The present invention relates generally to a monochromator-testing system and method, and, more particularly, to a monochromator-testing system and method for use in an automated chemistry-analyzing system for analyzing blood or other body fluids.
The chemical analysis of blood or other body fluids or serums is a vital part of medical diagnosis. Testing for various serum constituents, such as glucose or heart enzymes, for example, or for some other medically significant factor, can be performed in a manual or automated process by adding specific amounts of various reactive chemicals or reagents to a sample of the serum in a specific sequence and under specified conditions of temperature and time. The light-transmittance value of the resulting test chemistry is then measured, and this value can be used to determine the amount of the particular constituent being measured in the serum. The term "serum" is used to designate any biological fluid.

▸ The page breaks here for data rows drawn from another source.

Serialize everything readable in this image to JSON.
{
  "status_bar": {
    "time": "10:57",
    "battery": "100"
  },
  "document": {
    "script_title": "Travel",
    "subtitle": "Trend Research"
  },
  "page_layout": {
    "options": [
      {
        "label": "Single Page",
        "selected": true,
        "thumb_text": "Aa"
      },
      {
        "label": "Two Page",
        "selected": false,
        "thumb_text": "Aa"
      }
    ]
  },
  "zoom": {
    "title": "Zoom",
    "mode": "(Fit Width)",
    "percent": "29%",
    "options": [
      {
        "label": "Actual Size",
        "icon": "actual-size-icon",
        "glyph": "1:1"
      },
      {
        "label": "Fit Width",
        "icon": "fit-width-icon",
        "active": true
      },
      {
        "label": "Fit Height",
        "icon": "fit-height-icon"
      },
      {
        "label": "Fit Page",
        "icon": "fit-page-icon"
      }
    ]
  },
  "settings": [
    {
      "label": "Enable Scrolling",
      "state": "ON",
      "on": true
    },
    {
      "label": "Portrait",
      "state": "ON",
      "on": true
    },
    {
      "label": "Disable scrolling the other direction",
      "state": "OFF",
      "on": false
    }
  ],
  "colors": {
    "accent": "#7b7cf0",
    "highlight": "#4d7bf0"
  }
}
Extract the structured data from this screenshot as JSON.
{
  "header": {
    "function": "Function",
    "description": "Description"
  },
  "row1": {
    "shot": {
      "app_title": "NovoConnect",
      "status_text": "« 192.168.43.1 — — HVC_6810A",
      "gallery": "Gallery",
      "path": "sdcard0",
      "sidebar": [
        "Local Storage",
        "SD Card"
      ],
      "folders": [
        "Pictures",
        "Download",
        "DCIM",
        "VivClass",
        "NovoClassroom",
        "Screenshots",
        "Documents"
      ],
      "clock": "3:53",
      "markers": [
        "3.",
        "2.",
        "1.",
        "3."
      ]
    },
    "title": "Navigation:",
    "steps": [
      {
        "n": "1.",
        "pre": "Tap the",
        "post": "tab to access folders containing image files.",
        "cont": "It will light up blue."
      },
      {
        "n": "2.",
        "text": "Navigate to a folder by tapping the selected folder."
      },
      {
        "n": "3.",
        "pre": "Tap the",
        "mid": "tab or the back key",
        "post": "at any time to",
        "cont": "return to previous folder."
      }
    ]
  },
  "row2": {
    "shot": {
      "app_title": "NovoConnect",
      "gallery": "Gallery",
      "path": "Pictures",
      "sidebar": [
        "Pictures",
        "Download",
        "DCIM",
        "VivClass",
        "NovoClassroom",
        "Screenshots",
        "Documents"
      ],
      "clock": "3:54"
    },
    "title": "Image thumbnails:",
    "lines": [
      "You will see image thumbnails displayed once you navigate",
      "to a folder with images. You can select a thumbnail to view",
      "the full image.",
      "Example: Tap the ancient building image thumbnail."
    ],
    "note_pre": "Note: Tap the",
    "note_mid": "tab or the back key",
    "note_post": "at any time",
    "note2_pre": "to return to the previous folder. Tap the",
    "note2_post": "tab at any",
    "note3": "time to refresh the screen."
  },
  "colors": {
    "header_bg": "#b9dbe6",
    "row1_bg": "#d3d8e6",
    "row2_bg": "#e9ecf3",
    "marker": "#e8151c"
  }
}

More specifically, in analyzing a serum specimen, a sample of the specimen is typically placed in a test tube or other appropriate container; and one or more specific reagents are added, depending upon the particular test to be performed. When the required chemical reactions have taken place, a sample of the completed test chemistry is removed from the test tube; and the light-transmittance value of the test chemistry is ascertained by using a spectrophotometer or the like. This value can be used to calculate the optical density of the chemistry; and from this, the concentration of the constituent of interest in the serum can be ascertained. Automatic systems for performing such analyses are disclosed, for example, in U.S. Pat. No. 3,901,656 and No. Re. 28,803.
Determination of the concentration in a serum specimen of constituents of interest requires determination of the optical densities of the serum solutions and the test chemistries. This determination is made by passing light of a selected wavelength or wavelengths through samples of the serum solutions and test chemistries to measure their light-absorbance values at the selected wavelength or wavelengths. The terms "optical density" and "light absorbance" are used synonymously to describe the effect of the test solution on light that passes through it. Light transmittance may also be used to describe serum solution testing. Correct results require accurate determinations of the light-absorbance values of the serum solutions and test chemistries. A variety of factors can interfere with the accuracy of these determinations. For example, the presence of bubbles in the test solution can cause measurement errors. Similarly, factors, such as turbidity or settling, can also interfere with the accuracy of the measurements.
Moreover, a number of constituents normally present in varying amounts in the serum itself may introduce significant errors into the measurements. These endogenous transferring substances include bilirubin, hemoglobin, lipids, and the like. Such substances absorb light at various specific wavelengths; and when the maximal absorbances of the interfering substances are at wavelengths close to those wavelengths at which the test chemistries are to be measured, the optical measurements will be severly affected unless corrected or compensated for in some way.
Techniques have been developed to reduce the effect of these interferences with the accuracy of the measurements. For example, where the effect of the interference on the optical density of a solution is known to be significant in one range of wavelengths and nominal in others, several measurements of the same test solution may be taken at different wavelengths. One or more wavelengths may be selected to provide a measure of the significant determination of an interfering factor without a significant contribution from the factor being measured by the test chemistry. Other wavelengths may be selected to provide a significant determination of the factor being measured by the test chemistry with relatively nominal interference. From such data, the contribution of the interference may be determined and compensated for in analyzing the test results.
Such techniques have generally been limited to manual laboratory procedures practiced by trained technicians, although some automatic serum chemistry-analyzing machines have the limited capability of practicing such techniques with a few selected wavelengths. In such systems, this has been accomplished by providing a plurality of filter elements and selectively inserting them into the light path. Such systems are limited to only a few light wavelengths and provide little flexibility.
Where the system is capable of generating data at only a few wavelengths within the milliseconds that represent substantially the same time for data comparison and use, the few data points, while providing a measure of the characteristics of a serum solution and test chemistry at the wavelengths of data points, provide no reliable information on the light-absorbance characteristics of serum solution and test chemistry between the data points. Isolated data points cannot be used to reliably establish whether the light absorbance is increasing or decreasing with varying wavelength adjacent the data points and, of course, can provide no information on the rate of change of any such variation. Three data points, for example, may appear to lie on a straight line that represents constant light absorbance as a function of wavelength when the light absorbance actually varies substantially and significantly between the data points. Determination and use of reliable information on such variations were not possible in automatic serum chemistry testing systems.
Such systems have also used an intense polychromatic ("white") light passing through the test solution. Such intense polychromatic light includes wavelengths that can effect changes in the serum constituents, the reagents, and the test chemistry.